Vers la valorisation
Ce qui pourrait tirer Valentin Crimet d’avantage vers le haut ? «un système d’élevage comme le notre n’est valorisé ni par la Pac, ni par la laiterie aujourd’hui. Une rémunération à hauteur des efforts fournis serait un encouragement.» Dans ce sens, le professionnel pense intégrer la démarche Ferme laitière bas carbone portée par le Criel. «Certifier nos bonnes pratiques ne peut être qu’un atout à l’avenir.»
Procross : croiser pour optimiser
Entre 2000 et 2010, la multiplication des problèmes sanitaires a poussé Valentin Crimet à la réflexion. «Mon système d’élevage devait changer.» Le jeune installé avait pourtant hérité d’un beau troupeau, sur le papier. «Mon père a beaucoup misé sur la génétique holstein. C’était une véritable passion.» Résultat : un superbe troupeau, productif, parmi les cinquante meilleurs de France en 1988… Mais peu efficace financièrement. «Les vaches ne vieillissaient pas bien.» Il y a douze ans, l’éleveur s’est donc tourné vers le croisement Procross.

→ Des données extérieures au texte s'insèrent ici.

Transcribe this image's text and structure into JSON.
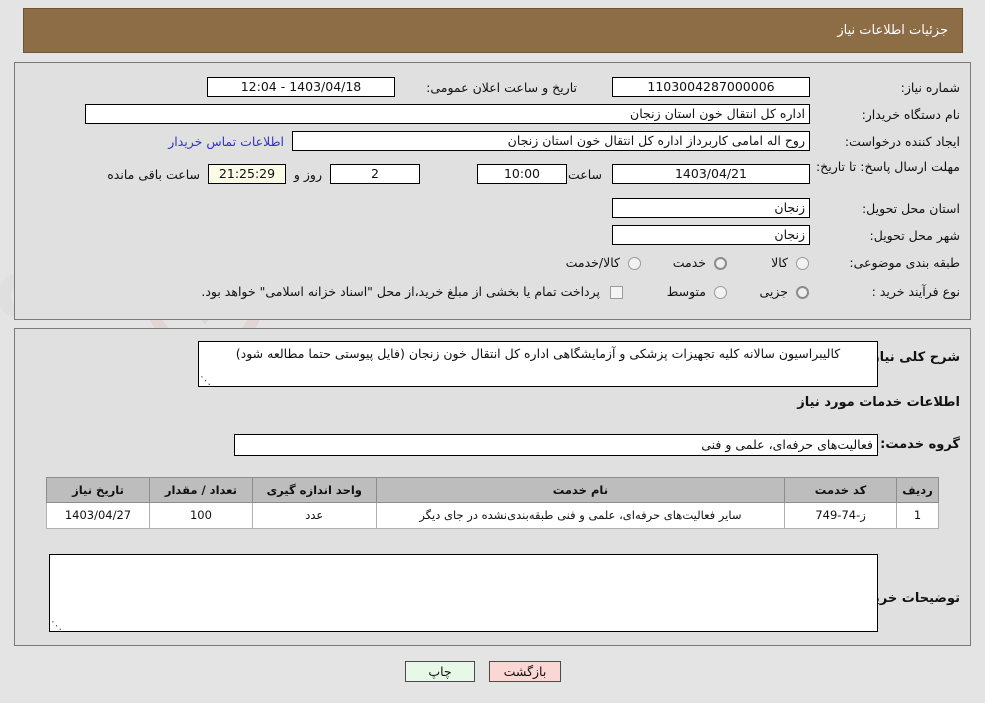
{
  "header": {
    "title": "جزئیات اطلاعات نیاز"
  },
  "top": {
    "need_number_label": "شماره نیاز:",
    "need_number_value": "1103004287000006",
    "announce_label": "تاریخ و ساعت اعلان عمومی:",
    "announce_value": "1403/04/18 - 12:04",
    "buyer_org_label": "نام دستگاه خریدار:",
    "buyer_org_value": "اداره کل انتقال خون استان زنجان",
    "creator_label": "ایجاد کننده درخواست:",
    "creator_value": "روح اله  امامی کاربرداز اداره کل انتقال خون استان زنجان",
    "contact_link": "اطلاعات تماس خریدار",
    "deadline_label": "مهلت ارسال پاسخ: تا تاریخ:",
    "deadline_date": "1403/04/21",
    "hour_label": "ساعت",
    "hour_value": "10:00",
    "days_value": "2",
    "days_text": "روز و",
    "countdown_value": "21:25:29",
    "countdown_text": "ساعت باقی مانده",
    "province_label": "استان محل تحویل:",
    "province_value": "زنجان",
    "city_label": "شهر محل تحویل:",
    "city_value": "زنجان",
    "category_label": "طبقه بندی موضوعی:",
    "category_options": [
      {
        "label": "کالا",
        "selected": false
      },
      {
        "label": "خدمت",
        "selected": true
      },
      {
        "label": "کالا/خدمت",
        "selected": false
      }
    ],
    "process_label": "نوع فرآیند خرید :",
    "process_options": [
      {
        "label": "جزیی",
        "selected": true
      },
      {
        "label": "متوسط",
        "selected": false
      }
    ],
    "treasury_checkbox_text": "پرداخت تمام یا بخشی از مبلغ خرید،از محل \"اسناد خزانه اسلامی\" خواهد بود."
  },
  "bottom": {
    "general_desc_label": "شرح کلی نیاز:",
    "general_desc_value": "کالیبراسیون سالانه کلیه تجهیزات پزشکی و آزمایشگاهی اداره کل انتقال خون زنجان (فایل پیوستی حتما مطالعه شود)",
    "services_heading": "اطلاعات خدمات مورد نیاز",
    "service_group_label": "گروه خدمت:",
    "service_group_value": "فعالیت‌های حرفه‌ای، علمی و فنی",
    "table": {
      "columns": [
        "ردیف",
        "کد خدمت",
        "نام خدمت",
        "واحد اندازه گیری",
        "تعداد / مقدار",
        "تاریخ نیاز"
      ],
      "rows": [
        {
          "row": "1",
          "code": "ز-74-749",
          "name": "سایر فعالیت‌های حرفه‌ای، علمی و فنی طبقه‌بندی‌نشده در جای دیگر",
          "unit": "عدد",
          "qty": "100",
          "date": "1403/04/27"
        }
      ]
    },
    "buyer_notes_label": "توضیحات خریدار:",
    "buyer_notes_value": ""
  },
  "footer": {
    "print_label": "چاپ",
    "back_label": "بازگشت"
  }
}
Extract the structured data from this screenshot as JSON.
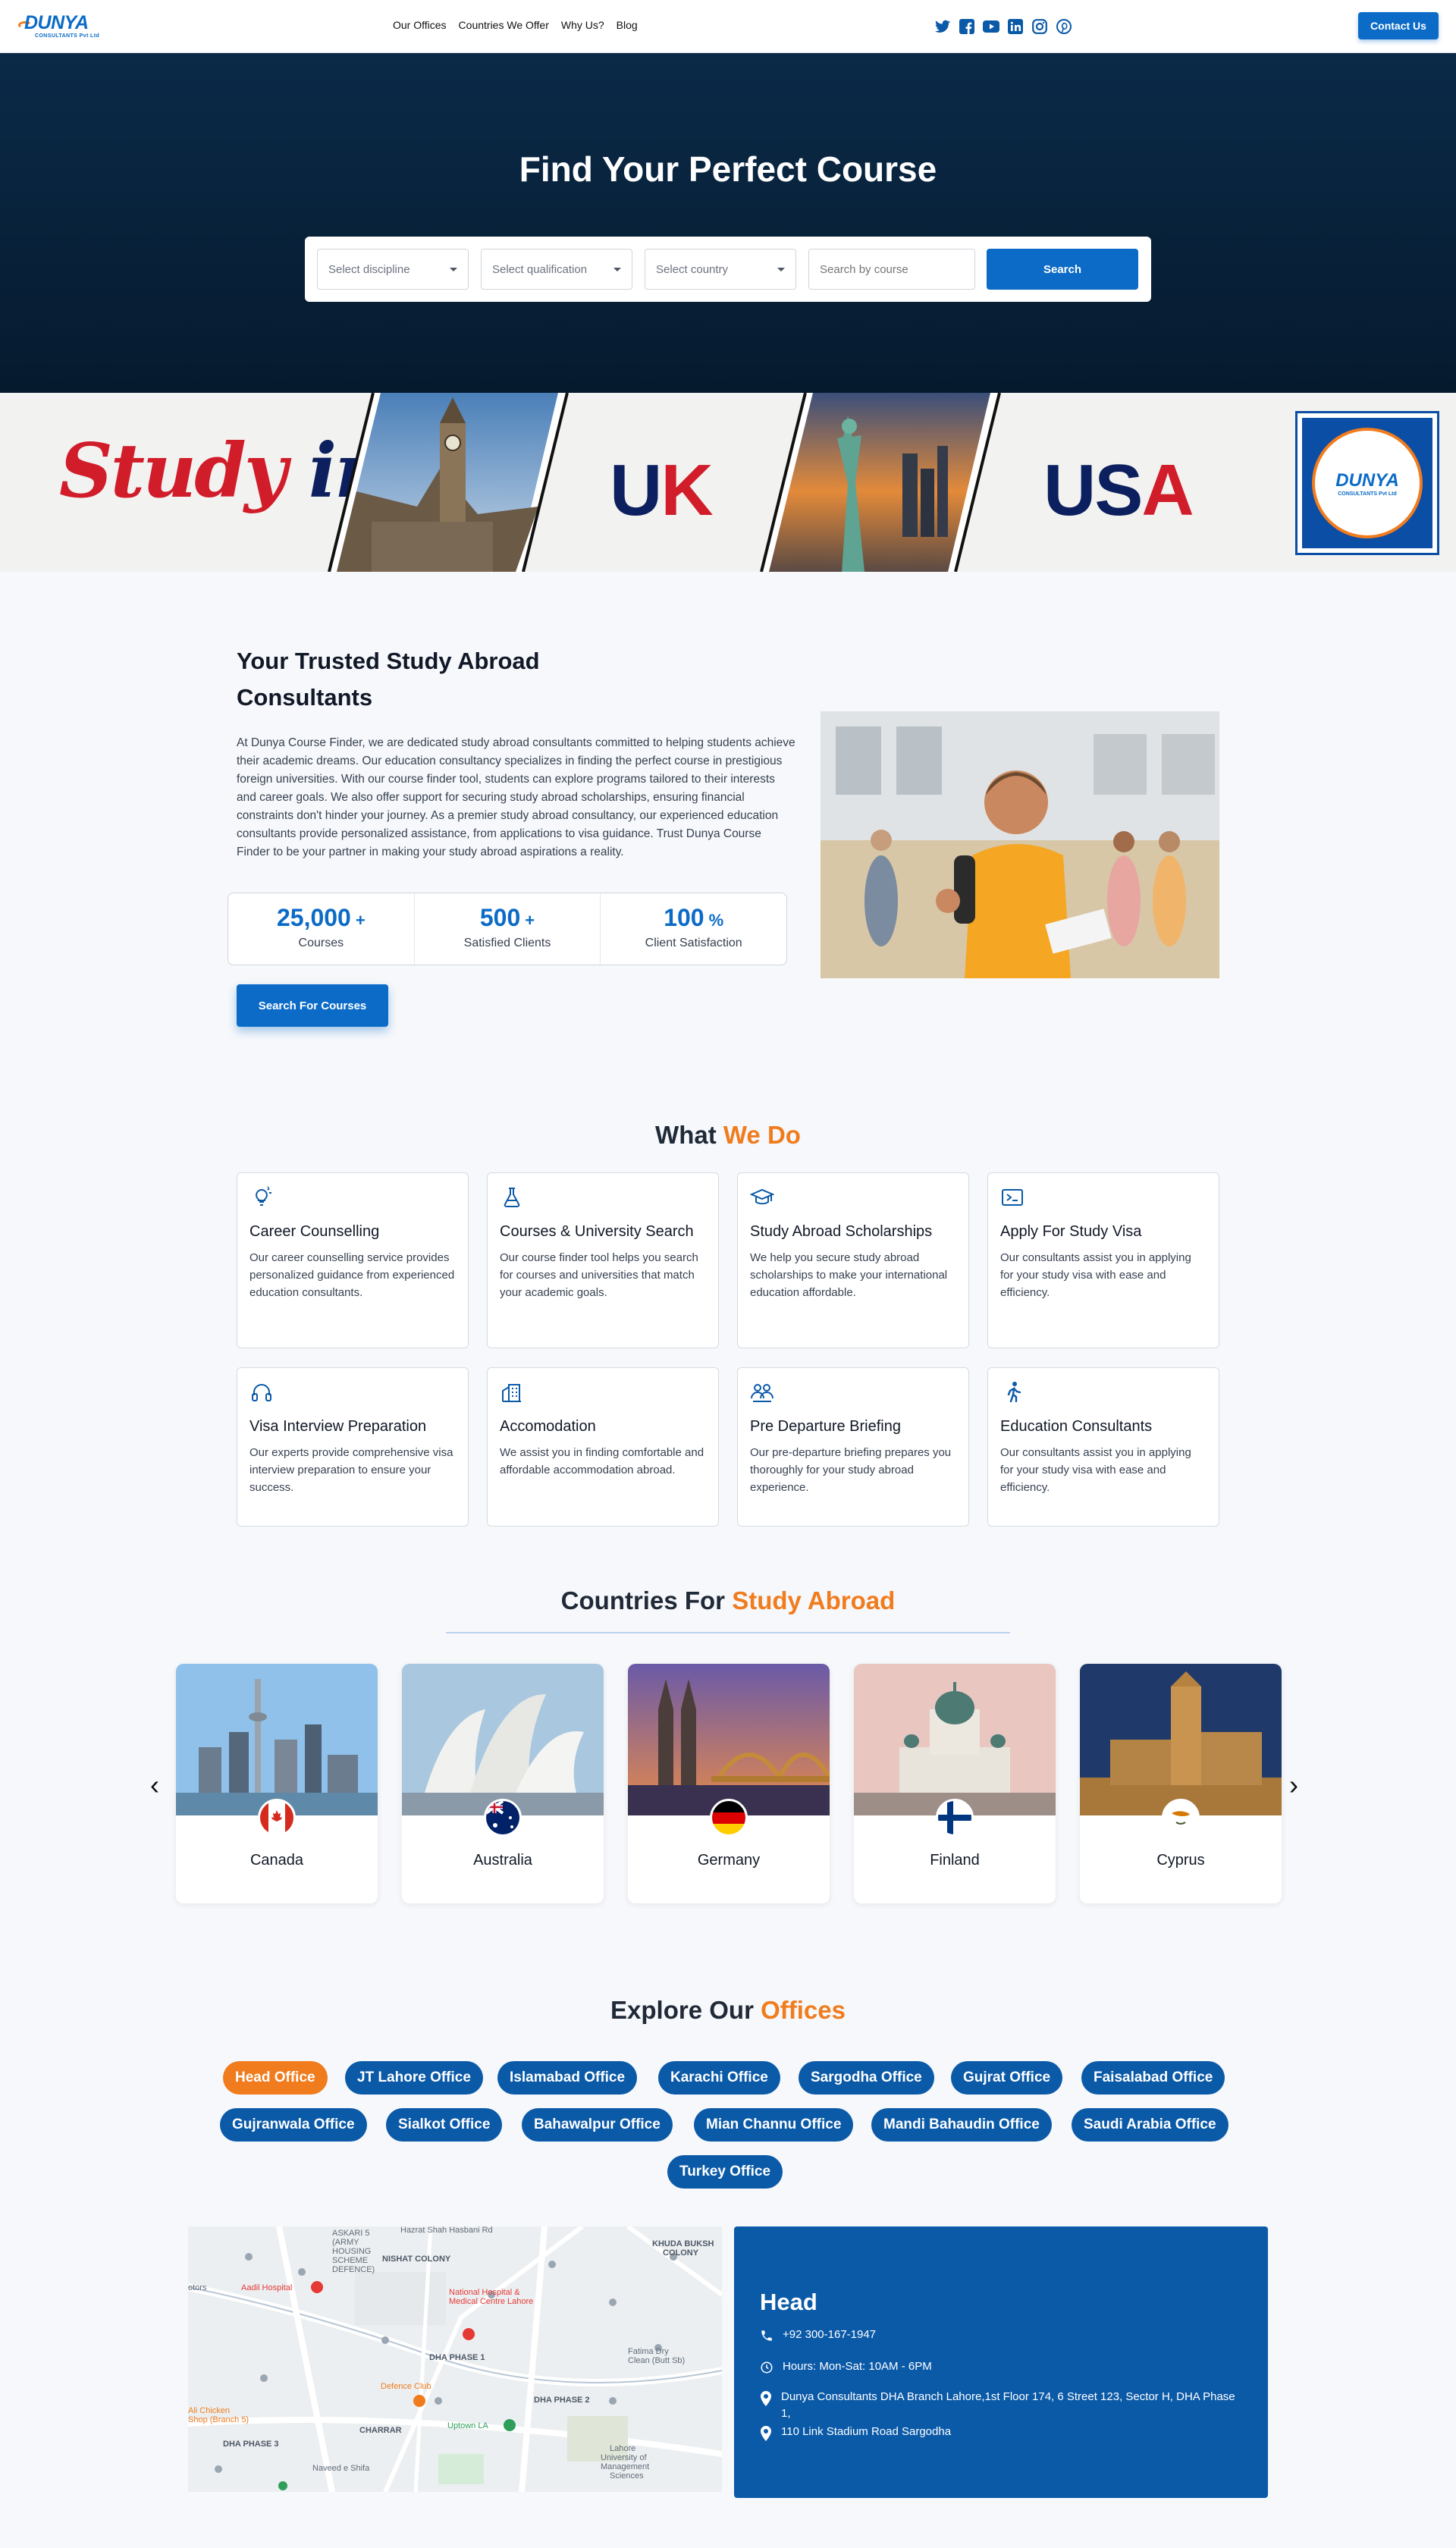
{
  "brand": {
    "name": "DUNYA",
    "sub": "CONSULTANTS Pvt Ltd"
  },
  "nav": {
    "links": [
      "Our Offices",
      "Countries We Offer",
      "Why Us?",
      "Blog"
    ],
    "contact": "Contact Us"
  },
  "socials": [
    "twitter-icon",
    "facebook-icon",
    "youtube-icon",
    "linkedin-icon",
    "instagram-icon",
    "pinterest-icon"
  ],
  "hero": {
    "title": "Find Your Perfect Course",
    "discipline": "Select discipline",
    "qualification": "Select qualification",
    "country": "Select country",
    "search_placeholder": "Search by course",
    "search_button": "Search"
  },
  "banner": {
    "study": "Study",
    "in": "in",
    "uk_u": "U",
    "uk_k": "K",
    "usa_us": "US",
    "usa_a": "A"
  },
  "about": {
    "title": "Your Trusted Study Abroad Consultants",
    "body": "At Dunya Course Finder, we are dedicated study abroad consultants committed to helping students achieve their academic dreams. Our education consultancy specializes in finding the perfect course in prestigious foreign universities. With our course finder tool, students can explore programs tailored to their interests and career goals. We also offer support for securing study abroad scholarships, ensuring financial constraints don't hinder your journey. As a premier study abroad consultancy, our experienced education consultants provide personalized assistance, from applications to visa guidance. Trust Dunya Course Finder to be your partner in making your study abroad aspirations a reality.",
    "stats": [
      {
        "value": "25,000",
        "suffix": "+",
        "label": "Courses"
      },
      {
        "value": "500",
        "suffix": "+",
        "label": "Satisfied Clients"
      },
      {
        "value": "100",
        "suffix": "%",
        "label": "Client Satisfaction"
      }
    ],
    "button": "Search For Courses"
  },
  "what_we_do": {
    "title_a": "What ",
    "title_b": "We Do",
    "cards": [
      {
        "icon": "lightbulb-icon",
        "title": "Career Counselling",
        "desc": "Our career counselling service provides personalized guidance from experienced education consultants."
      },
      {
        "icon": "flask-icon",
        "title": "Courses & University Search",
        "desc": "Our course finder tool helps you search for courses and universities that match your academic goals."
      },
      {
        "icon": "graduation-cap-icon",
        "title": "Study Abroad Scholarships",
        "desc": "We help you secure study abroad scholarships to make your international education affordable."
      },
      {
        "icon": "passport-icon",
        "title": "Apply For Study Visa",
        "desc": "Our consultants assist you in applying for your study visa with ease and efficiency."
      },
      {
        "icon": "headset-icon",
        "title": "Visa Interview Preparation",
        "desc": "Our experts provide comprehensive visa interview preparation to ensure your success."
      },
      {
        "icon": "building-icon",
        "title": "Accomodation",
        "desc": "We assist you in finding comfortable and affordable accommodation abroad."
      },
      {
        "icon": "group-icon",
        "title": "Pre Departure Briefing",
        "desc": "Our pre-departure briefing prepares you thoroughly for your study abroad experience."
      },
      {
        "icon": "person-walking-icon",
        "title": "Education Consultants",
        "desc": "Our consultants assist you in applying for your study visa with ease and efficiency."
      }
    ]
  },
  "countries": {
    "title_a": "Countries For ",
    "title_b": "Study Abroad",
    "items": [
      "Canada",
      "Australia",
      "Germany",
      "Finland",
      "Cyprus"
    ]
  },
  "offices": {
    "title_a": "Explore Our ",
    "title_b": "Offices",
    "pills": [
      "Head Office",
      "JT Lahore Office",
      "Islamabad Office",
      "Karachi Office",
      "Sargodha Office",
      "Gujrat Office",
      "Faisalabad Office",
      "Gujranwala Office",
      "Sialkot Office",
      "Bahawalpur Office",
      "Mian Channu Office",
      "Mandi Bahaudin Office",
      "Saudi Arabia Office",
      "Turkey Office"
    ],
    "active": "Head Office",
    "info": {
      "title": "Head",
      "phone": "+92 300-167-1947",
      "hours": "Hours: Mon-Sat: 10AM - 6PM",
      "address1": "Dunya Consultants DHA Branch Lahore,1st Floor 174, 6 Street 123, Sector H, DHA Phase 1,",
      "address2": "110 Link Stadium Road Sargodha"
    }
  },
  "map_labels": {
    "l1": "Hazrat Shah Hasbani Rd",
    "l2": "ASKARI 5",
    "l3": "(ARMY",
    "l4": "HOUSING",
    "l5": "SCHEME",
    "l6": "DEFENCE)",
    "l7": "NISHAT COLONY",
    "l8": "KHUDA BUKSH",
    "l9": "COLONY",
    "l10": "Aadil Hospital",
    "l11": "National Hospital &",
    "l12": "Medical Centre Lahore",
    "l13": "DHA PHASE 1",
    "l14": "Fatima Dry",
    "l15": "Clean (Butt Sb)",
    "l16": "DHA PHASE 2",
    "l17": "Defence Club",
    "l18": "Uptown LA",
    "l19": "CHARRAR",
    "l20": "DHA PHASE 3",
    "l21": "Naveed e Shifa",
    "l22": "Lahore",
    "l23": "University of",
    "l24": "Management",
    "l25": "Sciences",
    "l26": "Ali Chicken",
    "l27": "Shop (Branch 5)",
    "l28": "otors"
  }
}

«Obtenir et maintenir un bon niveau d’hétérosis est la clé d’un programme de croisement efficace», tel est le credo de cette méthode d’élevage qui repose sur un système de rotation à trois races : rouge scandinave, montbéliarde et holstein. «Les trois races ont été rapidement identifiées comme les plus profitables lorsqu’elles ont démontré leurs avantages lors de la première étude californienne sur le croisement, en 2012», est-il assuré sur procross.fr. Elles apporteraient leurs qualités fonctionnelles, de santé, de longévité, de robustesse et de fertilité. Valentin Crimet en est convaincu. Aujourd’hui, 50 % de son troupeau est issu de ces croisements, et il espère atteindre à terme 100 %. Les constats sont déjà flagrants : «les problèmes ont été réduits de moitié. Chez les vaches issues du croisement, tout est moins grave que chez une holstein pure. J’ai pour objectif de gagner au moins une lactation de plus, ainsi que de réduire les frais vétérinaires.» La mortalité des veaux, par exemple, a baissé. «Mon seul problème aujourd’hui, c’est que j’ai un peu trop de génisses de renouvellement», sourit-il.